Just as the search for explanations of addiction to alcohol and other drugs has been complicated by the nature-nurture debate, so too have been the controversies over sugar addiction. Some medical researchers and physicians believe that sugar addiction might be genetic—that is, that the biological nature of certain humans, specifically the information programmed into their deoxyribonucleic acid (DNA), can explain why some people become addicted to sugar, in a way similar to how others become addicted to substances such as alcohol, nicotine, or heroin.

Other researchers have traced the pleasurable physiological state (popularly known as a sugar high) induced by an intake of sugar to the activation of certain receptors in the brain. Sugar is said to affect the same neurotransmitters in the brain associated with the pleasure produced by such substances as nicotine in cigarette smoke.

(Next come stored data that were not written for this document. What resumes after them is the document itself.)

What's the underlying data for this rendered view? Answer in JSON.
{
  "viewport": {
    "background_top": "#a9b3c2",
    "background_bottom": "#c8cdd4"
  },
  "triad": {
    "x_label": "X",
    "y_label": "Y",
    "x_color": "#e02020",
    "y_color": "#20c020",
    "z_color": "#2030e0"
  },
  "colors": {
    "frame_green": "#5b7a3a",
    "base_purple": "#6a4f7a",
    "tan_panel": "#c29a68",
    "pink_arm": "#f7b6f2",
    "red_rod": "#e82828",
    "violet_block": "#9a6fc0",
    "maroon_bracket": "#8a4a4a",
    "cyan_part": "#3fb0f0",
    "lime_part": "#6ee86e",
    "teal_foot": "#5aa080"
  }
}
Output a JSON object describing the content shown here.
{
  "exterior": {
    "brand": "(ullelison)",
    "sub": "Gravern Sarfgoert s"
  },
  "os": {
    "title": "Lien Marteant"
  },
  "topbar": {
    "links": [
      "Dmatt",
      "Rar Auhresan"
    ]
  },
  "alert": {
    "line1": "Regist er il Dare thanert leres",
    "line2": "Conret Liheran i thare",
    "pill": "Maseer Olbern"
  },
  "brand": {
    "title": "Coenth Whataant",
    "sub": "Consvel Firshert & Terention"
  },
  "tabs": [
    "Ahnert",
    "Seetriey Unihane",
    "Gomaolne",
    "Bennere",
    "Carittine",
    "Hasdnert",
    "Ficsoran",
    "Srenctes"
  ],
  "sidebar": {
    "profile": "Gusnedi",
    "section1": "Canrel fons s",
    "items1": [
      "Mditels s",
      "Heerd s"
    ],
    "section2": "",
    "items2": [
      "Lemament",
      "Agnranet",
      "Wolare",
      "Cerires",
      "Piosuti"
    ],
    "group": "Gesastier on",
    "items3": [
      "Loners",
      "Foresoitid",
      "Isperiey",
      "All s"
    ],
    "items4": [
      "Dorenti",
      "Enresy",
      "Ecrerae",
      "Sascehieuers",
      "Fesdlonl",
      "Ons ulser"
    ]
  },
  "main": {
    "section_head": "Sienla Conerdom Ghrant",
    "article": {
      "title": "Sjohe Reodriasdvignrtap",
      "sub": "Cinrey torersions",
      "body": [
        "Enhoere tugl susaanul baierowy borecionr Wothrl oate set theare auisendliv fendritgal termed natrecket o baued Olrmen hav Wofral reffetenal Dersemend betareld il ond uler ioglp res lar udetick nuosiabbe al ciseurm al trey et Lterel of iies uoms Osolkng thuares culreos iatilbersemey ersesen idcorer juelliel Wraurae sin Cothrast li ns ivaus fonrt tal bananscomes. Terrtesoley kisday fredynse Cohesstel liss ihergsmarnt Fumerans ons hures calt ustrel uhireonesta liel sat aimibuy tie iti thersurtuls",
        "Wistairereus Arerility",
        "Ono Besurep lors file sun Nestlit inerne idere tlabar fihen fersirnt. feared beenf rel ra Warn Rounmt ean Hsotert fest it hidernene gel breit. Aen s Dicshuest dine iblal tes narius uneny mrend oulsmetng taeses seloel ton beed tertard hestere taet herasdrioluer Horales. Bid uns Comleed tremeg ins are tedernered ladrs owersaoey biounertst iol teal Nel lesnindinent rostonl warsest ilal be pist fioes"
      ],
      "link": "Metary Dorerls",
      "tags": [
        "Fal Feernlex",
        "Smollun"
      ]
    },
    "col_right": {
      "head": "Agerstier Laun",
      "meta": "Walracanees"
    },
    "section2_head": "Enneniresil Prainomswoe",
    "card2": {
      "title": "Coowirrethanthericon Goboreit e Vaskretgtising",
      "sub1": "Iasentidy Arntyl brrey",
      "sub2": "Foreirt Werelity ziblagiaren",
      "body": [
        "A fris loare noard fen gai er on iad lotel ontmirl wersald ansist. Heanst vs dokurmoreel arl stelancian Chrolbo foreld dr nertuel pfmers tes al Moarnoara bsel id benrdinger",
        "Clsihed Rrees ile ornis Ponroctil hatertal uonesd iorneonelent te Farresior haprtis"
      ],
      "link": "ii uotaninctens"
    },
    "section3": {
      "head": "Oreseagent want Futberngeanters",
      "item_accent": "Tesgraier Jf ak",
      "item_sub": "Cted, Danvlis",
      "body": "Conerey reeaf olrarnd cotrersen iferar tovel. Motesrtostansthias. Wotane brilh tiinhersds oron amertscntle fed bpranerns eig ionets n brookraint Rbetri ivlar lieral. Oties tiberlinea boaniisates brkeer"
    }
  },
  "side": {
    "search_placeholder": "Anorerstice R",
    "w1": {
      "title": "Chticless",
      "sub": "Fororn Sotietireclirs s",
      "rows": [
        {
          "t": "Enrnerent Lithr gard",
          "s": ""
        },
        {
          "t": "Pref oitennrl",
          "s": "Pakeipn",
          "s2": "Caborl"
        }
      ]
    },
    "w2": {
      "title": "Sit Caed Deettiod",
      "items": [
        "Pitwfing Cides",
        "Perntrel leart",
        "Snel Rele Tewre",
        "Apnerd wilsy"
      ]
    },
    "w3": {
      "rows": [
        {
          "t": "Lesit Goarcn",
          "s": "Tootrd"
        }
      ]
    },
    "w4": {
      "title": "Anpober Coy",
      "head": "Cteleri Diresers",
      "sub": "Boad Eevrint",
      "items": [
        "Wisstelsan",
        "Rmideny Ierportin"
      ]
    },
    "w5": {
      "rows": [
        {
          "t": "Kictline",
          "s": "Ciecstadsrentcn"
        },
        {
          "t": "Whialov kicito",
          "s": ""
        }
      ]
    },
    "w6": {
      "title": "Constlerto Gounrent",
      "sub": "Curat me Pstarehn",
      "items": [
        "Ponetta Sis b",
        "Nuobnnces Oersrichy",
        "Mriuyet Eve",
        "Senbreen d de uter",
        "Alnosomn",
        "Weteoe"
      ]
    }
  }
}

Those who emphasize the cultural rather than the genetic causes of physiological addiction to sugar point out that refined sugar (or sucrose, largely derived from sugar cane and sugar beets) has been a relatively recent addition to the human diet. Throughout most of the evolution of Homo sapiens and the early history of civilized humans, the dietary need for glucose was satisfied by the ingestion of fruits, vegetables, and fats, which could be metabolized into glucose as needed.

Even after techniques were discovered that allowed sugar to be extracted from plants, most humans were unable to use this sugar because of its expense. Sugar did not become an inexpensive commodity until the eighteenth century, when doctors began to discover some of its negative effects on the human body. For some historians, the origin of sugar addiction can be traced to this period, when laborers could be inexpensively fed with sweetened foods and drinks rather than with costly meats, fruits, and vegetables.

While there has in the past been some debate as to whether sugar addiction constitutes a genuine physiological dependence, recent scientific research has largely put this debate to rest. Consumption of sugar has been shown to cause overproduction of the delta FBJ murine osteosarcoma viral oncogene homolog B (ΔFosB) protein, which plays a crucial role in the establishment of both drug and behavioral addictions by inducing neuroplasticity in the brain's reward system. In addition, the rewards and subsequent cravings induced by sugar consumption were found to be of comparable magnitude to those induced by addictive drugs such as cocaine; in fact, according to a 2013 review of research into sugar addiction, the sugar reward can be even more attractive than the cocaine reward in laboratory animals and has been shown to have a more robust underlying structure.

Contemporary analysts now believe that sugar addiction has both genetic and cultural causes. However, because of the uniqueness of every person’s biochemistry, it is difficult if not impossible to precisely divide causality for this relatively recent medical phenomenon into its biological and environmental sources.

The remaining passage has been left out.